- IATA: none; ICAO: none;

Summary
- Airport type: Abandoned
- Operator: Soviet Naval Aviation
- Location: Korsakov
- Elevation AMSL: 367 ft / 112 m
- Coordinates: 46°42′33″N 142°52′10″E﻿ / ﻿46.70917°N 142.86944°E
- Interactive map of Korsakov

Runways
| Direction | Length |  | Surface |
| ft | m |
| 03/21 | 9,842 | 3,000 | Concrete |

= Korsakov (air base) =

Former Soviet naval airfield

Korsakov (also Novaya (US)) was a Soviet Naval Aviation reserve airfield on Sakhalin, Russia located 11 km northeast of Korsakov. It was first listed by US intelligence in 1964, when significant construction of the runway was underway. Due to the long runway length it was likely intended for dispersal of Tupolev Tu-16R medium reconnaissance jets, and may have been built to meet Defense Minister Rodion Malinovsky's directive that every American aircraft carrier between Midway Island and the Kuril Ridge be photographed by Soviet Tupolev Tu-16R reconnaissance aircraft.

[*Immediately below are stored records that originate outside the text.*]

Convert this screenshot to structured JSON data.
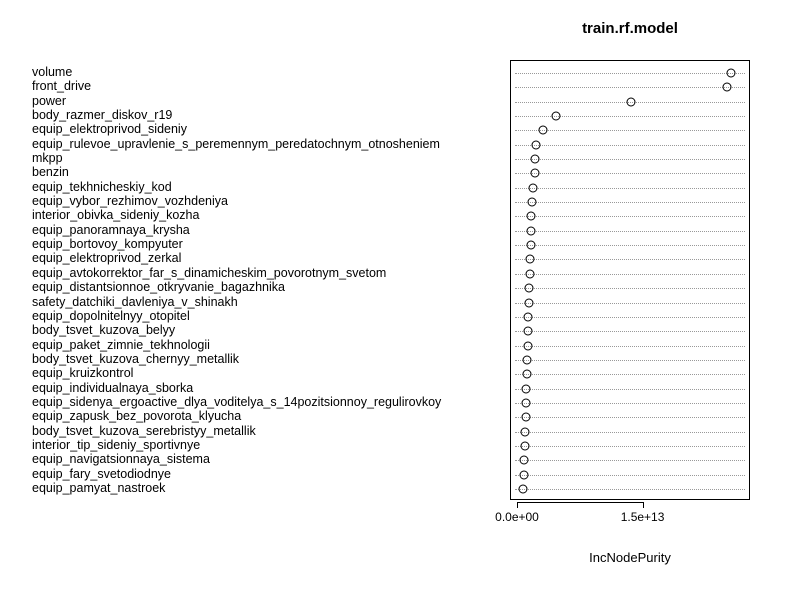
{
  "chart_data": {
    "type": "dotplot",
    "title": "train.rf.model",
    "xlabel": "IncNodePurity",
    "ylabel": "",
    "xlim": [
      0,
      27000000000000.0
    ],
    "xticks": [
      {
        "value": 0,
        "label": "0.0e+00"
      },
      {
        "value": 15000000000000.0,
        "label": "1.5e+13"
      }
    ],
    "categories": [
      "volume",
      "front_drive",
      "power",
      "body_razmer_diskov_r19",
      "equip_elektroprivod_sideniy",
      "equip_rulevoe_upravlenie_s_peremennym_peredatochnym_otnosheniem",
      "mkpp",
      "benzin",
      "equip_tekhnicheskiy_kod",
      "equip_vybor_rezhimov_vozhdeniya",
      "interior_obivka_sideniy_kozha",
      "equip_panoramnaya_krysha",
      "equip_bortovoy_kompyuter",
      "equip_elektroprivod_zerkal",
      "equip_avtokorrektor_far_s_dinamicheskim_povorotnym_svetom",
      "equip_distantsionnoe_otkryvanie_bagazhnika",
      "safety_datchiki_davleniya_v_shinakh",
      "equip_dopolnitelnyy_otopitel",
      "body_tsvet_kuzova_belyy",
      "equip_paket_zimnie_tekhnologii",
      "body_tsvet_kuzova_chernyy_metallik",
      "equip_kruizkontrol",
      "equip_individualnaya_sborka",
      "equip_sidenya_ergoactive_dlya_voditelya_s_14pozitsionnoy_regulirovkoy",
      "equip_zapusk_bez_povorota_klyucha",
      "body_tsvet_kuzova_serebristyy_metallik",
      "interior_tip_sideniy_sportivnye",
      "equip_navigatsionnaya_sistema",
      "equip_fary_svetodiodnye",
      "equip_pamyat_nastroek"
    ],
    "values": [
      25500000000000.0,
      25000000000000.0,
      13500000000000.0,
      4500000000000.0,
      3000000000000.0,
      2200000000000.0,
      2000000000000.0,
      2000000000000.0,
      1800000000000.0,
      1700000000000.0,
      1600000000000.0,
      1550000000000.0,
      1500000000000.0,
      1450000000000.0,
      1400000000000.0,
      1350000000000.0,
      1300000000000.0,
      1250000000000.0,
      1200000000000.0,
      1150000000000.0,
      1100000000000.0,
      1050000000000.0,
      1000000000000.0,
      950000000000.0,
      900000000000.0,
      850000000000.0,
      800000000000.0,
      750000000000.0,
      700000000000.0,
      650000000000.0
    ]
  }
}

The airfield appears to have been abandoned after the Cold War, and satellite imagery shows much of the concrete has been reclaimed.

==Korsakova airfield==
A smaller airfield given variously as Korsakovka or Korsakova is located 3 km southeast of the town. As with Korsakov it was also a Soviet Naval Aviation base. It had a much shorter runway, measuring only 1500 m. Up to 12 light helicopters were observed in 1967. Due to the similar name with the larger airfield the two are often confused with one another on historical intelligence documents, requiring careful attention.